Bu teklifin yasalaşması hâlinde olacak olanlar şunlardır: Teklif kanunlaşınca işçilerin toplu iş sözleşmesinden kaynaklanan hakları ortadan kalkacaktır. İş Kanunu'nun 6'ncı maddesinin dördüncü fıkrasına göre "Tüzel kişiliğin birleşme veya katılma ya da türünün değişmesiyle sona erme hâlinde birlikte sorumluluk hükümleri uygulanmaz." Ne demektir bu? Herkesin anlayabileceği şekilde, MKE bünyesindeki iş yerlerinde çalışan binlerce işçinin elde ettikleri haklar bu hüküm çerçevesinde yeni işvereni bağlamayacaktır. Burada kaybeden kim, emeğiyle geçinen işçilerimiz olacaktır değerli arkadaşlarım. Teklif kanunlaştığında yeni işveren o, Makine ve Kimya Endüstrisi Anonim Şirketi olacaktır. Teklif gereği de Millî Savunma Bakanlığının ilgili kuruluşu olacağı için iş kolu değişikliği de kendiliğinden gerçekleşmiş olacaktır yani burada Makine ve Kimya Endüstrisinde çalışan işçiler metal iş kolundan millî savunma iş koluna geçmiş olacaklar. Toplu sözleşme hükümleri hizmet akdine dönüşeceğinden bu hükümler yeni bir sözleşme teklifiyle ortadan kaldırılabilir hâle gelecektir. Teklifle bu hususta sadece kıdem tazminatı ve kıdeme bağlı hakların korunacağına yer verilmiştir. Bu da doğal olarak işçinin diğer haklarının yeni sözleşmelerle ortadan kaldırılabileceğinin işaret fişeğidir.

Maddeyle ilgili aktarmak istediklerim teknik olarak bunlardır.

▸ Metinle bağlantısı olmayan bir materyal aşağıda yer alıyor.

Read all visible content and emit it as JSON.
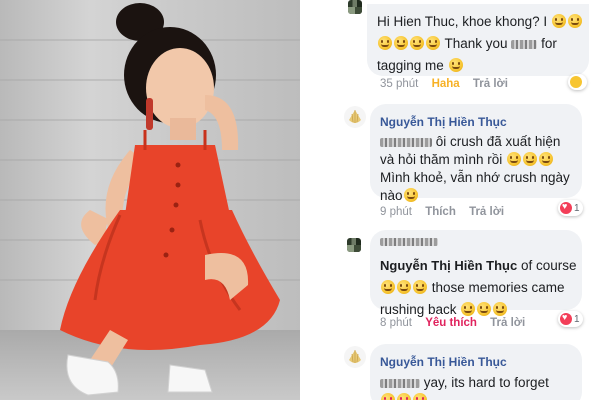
{
  "comments": [
    {
      "lines": [
        [
          "Hi Hien Thuc, khoe khong? I",
          "emoji",
          "emoji"
        ],
        [
          "emoji",
          "emoji",
          "emoji",
          "emoji",
          "Thank you",
          "blur",
          "for"
        ],
        [
          "tagging me",
          "emoji"
        ]
      ],
      "time": "35 phút",
      "reaction_action": "Haha",
      "reply": "Trả lời"
    },
    {
      "author": "Nguyễn Thị Hiền Thục",
      "line1_text": "ôi crush đã xuất hiện",
      "line2_text": "và hỏi thăm mình rồi",
      "line3_text": "Mình khoẻ, vẫn nhớ crush ngày",
      "line4_text": "nào",
      "time": "9 phút",
      "like": "Thích",
      "reply": "Trả lời",
      "reaction_count": "1"
    },
    {
      "author": "Nguyễn Thị Hiền Thục",
      "line1_suffix": "of course",
      "line2_text": "those memories came",
      "line3_text": "rushing back",
      "time": "8 phút",
      "reaction_action": "Yêu thích",
      "reply": "Trả lời",
      "reaction_count": "1"
    },
    {
      "author": "Nguyễn Thị Hiền Thục",
      "line1_text": "yay, its hard to forget"
    }
  ],
  "colors": {
    "bubble_bg": "#f0f2f5",
    "name_blue": "#385898",
    "meta_gray": "#90949c",
    "haha_yellow": "#f7b125",
    "love_red": "#e0245e",
    "dress_red": "#e8442a"
  },
  "icons": [
    "pixelated-avatar",
    "shell-avatar",
    "smile-emoji",
    "heart-eyes-emoji",
    "haha-reaction-icon",
    "heart-reaction-icon"
  ]
}
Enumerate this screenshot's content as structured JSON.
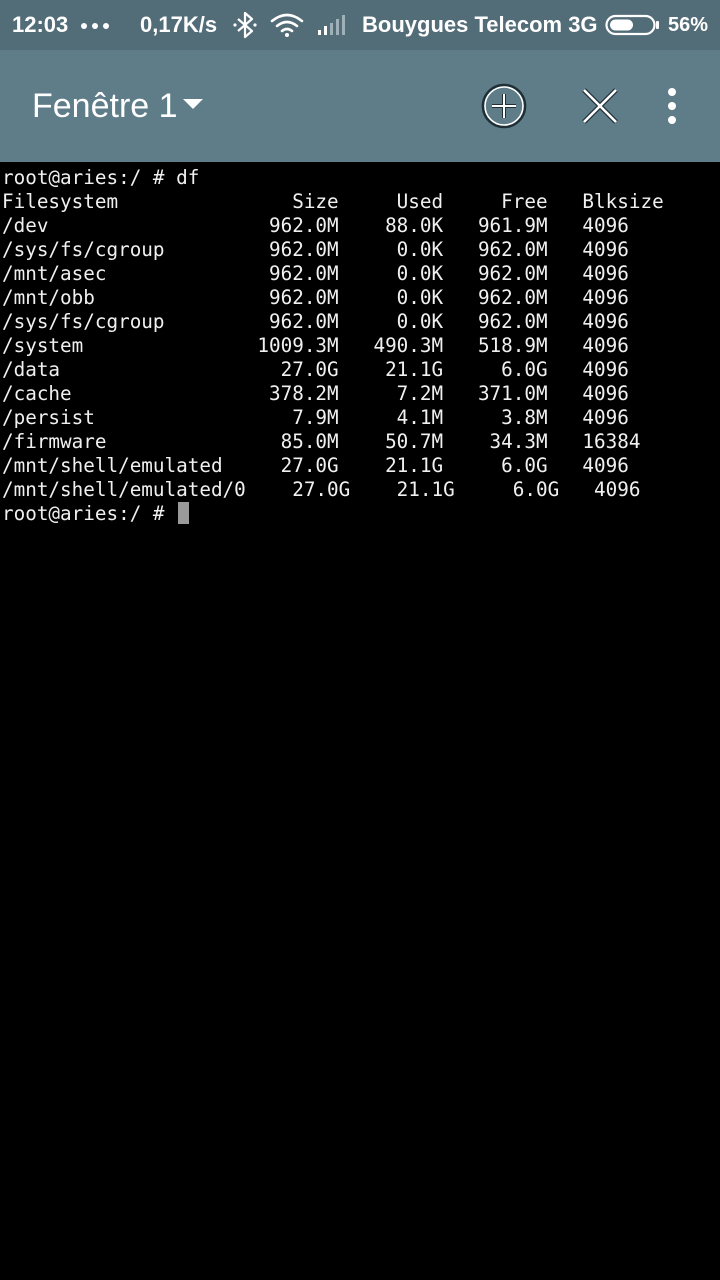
{
  "status_bar": {
    "time": "12:03",
    "speed": "0,17K/s",
    "carrier": "Bouygues Telecom 3G",
    "battery_percent": "56%",
    "battery_level": 0.56,
    "icons": [
      "more-dots-icon",
      "bluetooth-icon",
      "wifi-icon",
      "signal-icon",
      "battery-icon"
    ]
  },
  "toolbar": {
    "title": "Fenêtre 1",
    "actions": [
      "add-window",
      "close-window",
      "overflow-menu"
    ]
  },
  "colors": {
    "status_bar_bg": "#536d78",
    "toolbar_bg": "#5f7d89",
    "terminal_bg": "#000000",
    "terminal_fg": "#f0f0f0",
    "cursor": "#9a9a9a"
  },
  "terminal": {
    "lines": [
      "root@aries:/ # df",
      "Filesystem               Size     Used     Free   Blksize",
      "/dev                   962.0M    88.0K   961.9M   4096",
      "/sys/fs/cgroup         962.0M     0.0K   962.0M   4096",
      "/mnt/asec              962.0M     0.0K   962.0M   4096",
      "/mnt/obb               962.0M     0.0K   962.0M   4096",
      "/sys/fs/cgroup         962.0M     0.0K   962.0M   4096",
      "/system               1009.3M   490.3M   518.9M   4096",
      "/data                   27.0G    21.1G     6.0G   4096",
      "/cache                 378.2M     7.2M   371.0M   4096",
      "/persist                 7.9M     4.1M     3.8M   4096",
      "/firmware               85.0M    50.7M    34.3M   16384",
      "/mnt/shell/emulated     27.0G    21.1G     6.0G   4096",
      "/mnt/shell/emulated/0    27.0G    21.1G     6.0G   4096"
    ],
    "prompt": "root@aries:/ # "
  }
}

Bu hususların Komisyonumuzca dikkate alınması... Zannedersen, bu konuyla ilgili bir önergede var bu şeyde.

BAŞKAN İSMET YILMAZ - Önerge var.

ÖZGÜR CEYLAN (Çanakkale) - Bu konudaki gerekli düzeltmelerin yapılması parti olarak talebimizdir.

Teşekkür ediyorum.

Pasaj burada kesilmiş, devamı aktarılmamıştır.